A fitting room attendant makes her way in as James lowers the camera. With thick blond hair and dressed in a long-sleeved black dress with pointy black stilettos and a model walk to match, she zeroes in on my phone as she clicks her way over to us.

“You can’t film in here,” she says, her voice cool and even. “I’m very sorry but—”

Her words fade when James turns around on the platform. She pauses a moment and then her face lights up in recognition.

“Oh!” she says. “You’re the guy from that movie! The one with Lily Newman-Smith!”

Whatever cool-girl persona she was wearing is gone, replaced by a bright-eyed, near-religious attention to James.

“The one with the superhero?” the woman continues. “It was stunning. Oh, shoot. What was it called? I feel like an idiot.”
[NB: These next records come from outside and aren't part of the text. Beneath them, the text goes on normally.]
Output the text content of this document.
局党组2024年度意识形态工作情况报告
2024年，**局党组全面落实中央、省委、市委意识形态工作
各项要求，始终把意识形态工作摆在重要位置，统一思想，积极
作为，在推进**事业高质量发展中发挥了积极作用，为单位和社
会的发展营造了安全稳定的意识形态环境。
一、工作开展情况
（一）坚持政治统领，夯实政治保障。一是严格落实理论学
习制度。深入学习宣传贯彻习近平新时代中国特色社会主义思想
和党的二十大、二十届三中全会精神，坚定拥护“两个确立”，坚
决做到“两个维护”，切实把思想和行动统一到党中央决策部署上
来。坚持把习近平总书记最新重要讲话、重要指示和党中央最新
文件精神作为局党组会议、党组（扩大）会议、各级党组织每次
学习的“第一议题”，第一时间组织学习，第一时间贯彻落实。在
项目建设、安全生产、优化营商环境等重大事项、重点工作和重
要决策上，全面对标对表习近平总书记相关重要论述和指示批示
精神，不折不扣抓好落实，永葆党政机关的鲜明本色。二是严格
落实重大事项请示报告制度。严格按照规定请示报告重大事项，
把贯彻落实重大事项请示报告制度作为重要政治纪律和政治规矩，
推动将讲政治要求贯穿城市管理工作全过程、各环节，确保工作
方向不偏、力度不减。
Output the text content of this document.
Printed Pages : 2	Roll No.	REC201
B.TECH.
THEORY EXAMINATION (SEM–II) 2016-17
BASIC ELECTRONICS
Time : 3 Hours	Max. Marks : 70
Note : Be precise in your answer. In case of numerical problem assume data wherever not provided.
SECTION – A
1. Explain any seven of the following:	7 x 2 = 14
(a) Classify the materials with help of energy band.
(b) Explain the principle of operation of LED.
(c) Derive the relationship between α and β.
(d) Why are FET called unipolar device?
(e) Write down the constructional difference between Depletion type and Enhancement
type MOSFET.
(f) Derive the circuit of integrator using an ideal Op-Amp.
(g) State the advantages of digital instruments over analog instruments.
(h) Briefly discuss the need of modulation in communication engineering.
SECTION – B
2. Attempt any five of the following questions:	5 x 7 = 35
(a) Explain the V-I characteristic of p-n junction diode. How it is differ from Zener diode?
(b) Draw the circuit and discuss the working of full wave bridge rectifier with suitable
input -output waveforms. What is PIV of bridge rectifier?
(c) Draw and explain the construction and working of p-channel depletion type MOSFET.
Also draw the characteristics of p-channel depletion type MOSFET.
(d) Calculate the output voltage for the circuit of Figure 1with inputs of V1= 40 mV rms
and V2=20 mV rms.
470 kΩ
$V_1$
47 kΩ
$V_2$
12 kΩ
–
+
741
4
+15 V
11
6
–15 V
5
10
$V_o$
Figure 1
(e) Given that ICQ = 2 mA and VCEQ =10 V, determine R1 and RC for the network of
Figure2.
I look over at James expecting him to be standoffish or at the very least uncomfortable, but instead he steps down from the platform and shakes the attendant’s hand.

“ Disassembled, ” he says, like he talks to fangirls every day. “Thank you for watching. It means a lot for an indie movie to have dedicated fans in the age of huge blockbusters.”

The woman somehow manages to both maintain eye contact with James and give me a once-over to size me up, to puzzle out why I am with him.

I’m certain the hideous skirt is throwing her off.

“Big fan,” she reiterates to James. “So sorry about the filming. It’s just policy, even for A-list customers. But I’d be happy to set you and your friend up with a private consultation and help you find whatever it is you’re looking for.”

She has stepped microscopically closer to James, and if I wasn’t sure she was being flirtatious, I am now with the “friend” dig.

“Girlfriend,” James corrects smoothly. “And no, we have everything we need. Thank you and sorry for the phone. We’ll be sure to remember for next time.”

Her face falls at girlfriend but perks up at the next time, causing her to click to the side of the room and extract a business card from a holder next to a bowl of chocolate mints.

“My name is Giovanna. Please feel free to call or text to set up an appointment, and I’ll be glad to help you out.”

Each finger bears a ring that glints in the chandelier lighting, making her hand look like a disco ball as she hands the card to James.

“Thanks,” James says, taking the card and handing it directly to me. “My girlfriend is really the one you should be talking to. She’s in charge of my wardrobe and all that.” He shrugs as if to say, What are you going to do? “Better taste,” he adds.

Giovanna shoots a not-so-subtle dubious look at the skirt.